SULAWESI UTARA — Ekspansi Piala Dunia menjadi 48 tim memberi Afrika jatah terbanyak: sepuluh slot otomatis setelah DR Congo mengalahkan Jamaika di playoff antar-konfederasi Maret lalu. Namun sejauh ini, hasil yang diraih tim-tim CAF masih jauh dari kata konsisten. Senegal, yang dianggap sebagai andalan benua, harus mengakui keunggulan Prancis 3-1 setelah tampil impresif di babak pertama.
Dua tim Afrika justru menunjukkan potensi besar namun gagal menuai hasil maksimal. Maroko mendominasi Brasil sebelum jeda hidrasi babak pertama—menciptakan sejumlah peluang emas—tapi hanya mampu mencetak satu gol. Kemenangan 1-0 atas Skotlandia juga seharusnya bisa lebih telak jika lini depan lebih tajam.
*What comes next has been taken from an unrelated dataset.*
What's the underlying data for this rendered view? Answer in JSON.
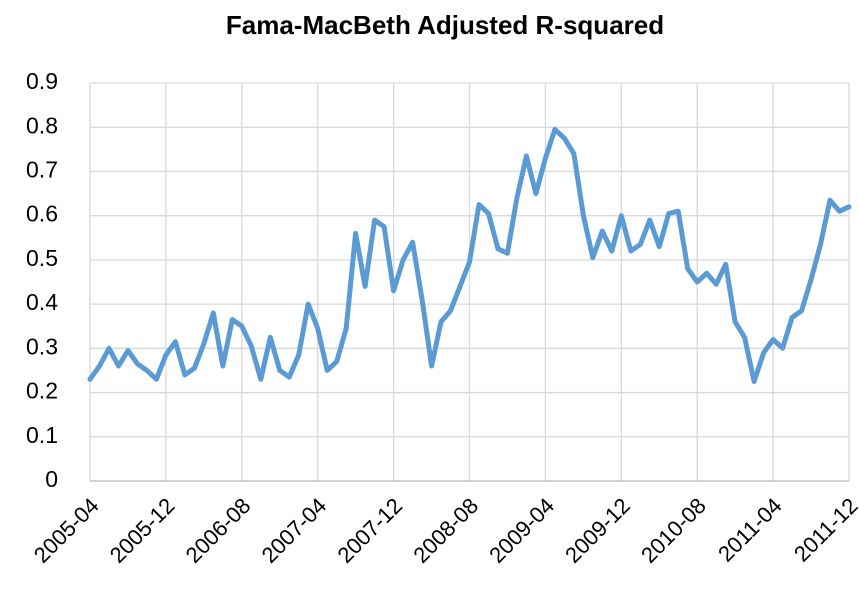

Pantai Gading, di sisi lain, bermain imbang melawan Jerman selama satu jam dan unggul lebih dulu. Pelatih memainkan strategi serangan balik cepat lewat Amad Diallo dan Yan Diomande, bukan sekadar bertahan mati-matian. Namun Jerman memanfaatkan kedalaman skuad mereka: dua gol dari pemain pengganti Deniz Undav memupus harapan Les Éléphants.
Tunisia menjadi titik terlemah Afrika. Mereka memecat Sabri Lamouchi setelah dihajar Swedia 5-1, lalu kalah 4-0 dari Jepang di bawah Hervé Renard—pelatih ketujuh sejak kualifikasi dimulai. Kekacauan manajerial ini membuat skuad kehilangan arah.
Afrika Selatan juga menuai kritik. Pelatih memilih formasi lima bek di laga pembuka, gaya bermain yang asing bagi tim Hugo Broos sebelumnya. Hasilnya: dikalahkan Meksiko, lalu hanya bermain imbang berkat penalti kontroversial melawan Ceko. Jika ingin lolos ke 32 besar, mereka harus mengalahkan Korea Selatan di laga pamungkas grup.
Kelemahan pertahanan Aljazair yang sudah terlihat saat kalah dari Nigeria di Piala Afrika kembali terulang. Argentina menghukum mereka 3-0 tanpa ampun. "Jika pertahananmu tidak bisa menghentikan Akor Adams, jangan harap bisa menghentikan Lionel Messi," tulis analis Guardian. Laga melawan Yordania, Senin nanti, menjadi uji coba krusial untuk mengembalikan stabilitas.
Ghana justru membalikkan tren negatif dengan kemenangan dramatis atas Panama di menit akhir. Meski tidak bermain cantik, tim asuhan Carlos Queiroz menunjukkan disiplin dan kegigihan khas Portugal. Sementara itu, Mesir—eks tim Queiroz—gagal mempertahankan keunggulan atas Belgia, tapi bangkit menghancurkan Selandia Baru di babak kedua dan kini memuncaki Grup G.
Mesir, Maroko, dan Pantai Gading diprediksi aman melaju. Ghana punya peluang besar. Cape Verde dan DR Congo—dua tim kecil Afrika—tampil terhormat: Cape Verde menahan imbang Spanyol dan Uruguay, sementara DR Congo hanya kalah tipis dari Portugal. Namun untuk membuktikan bahwa jatah sepuluh slot bukan sekadar angka, CAF butuh setidaknya lima tim menembus 32 besar. Hasil sementara masih jauh dari target itu.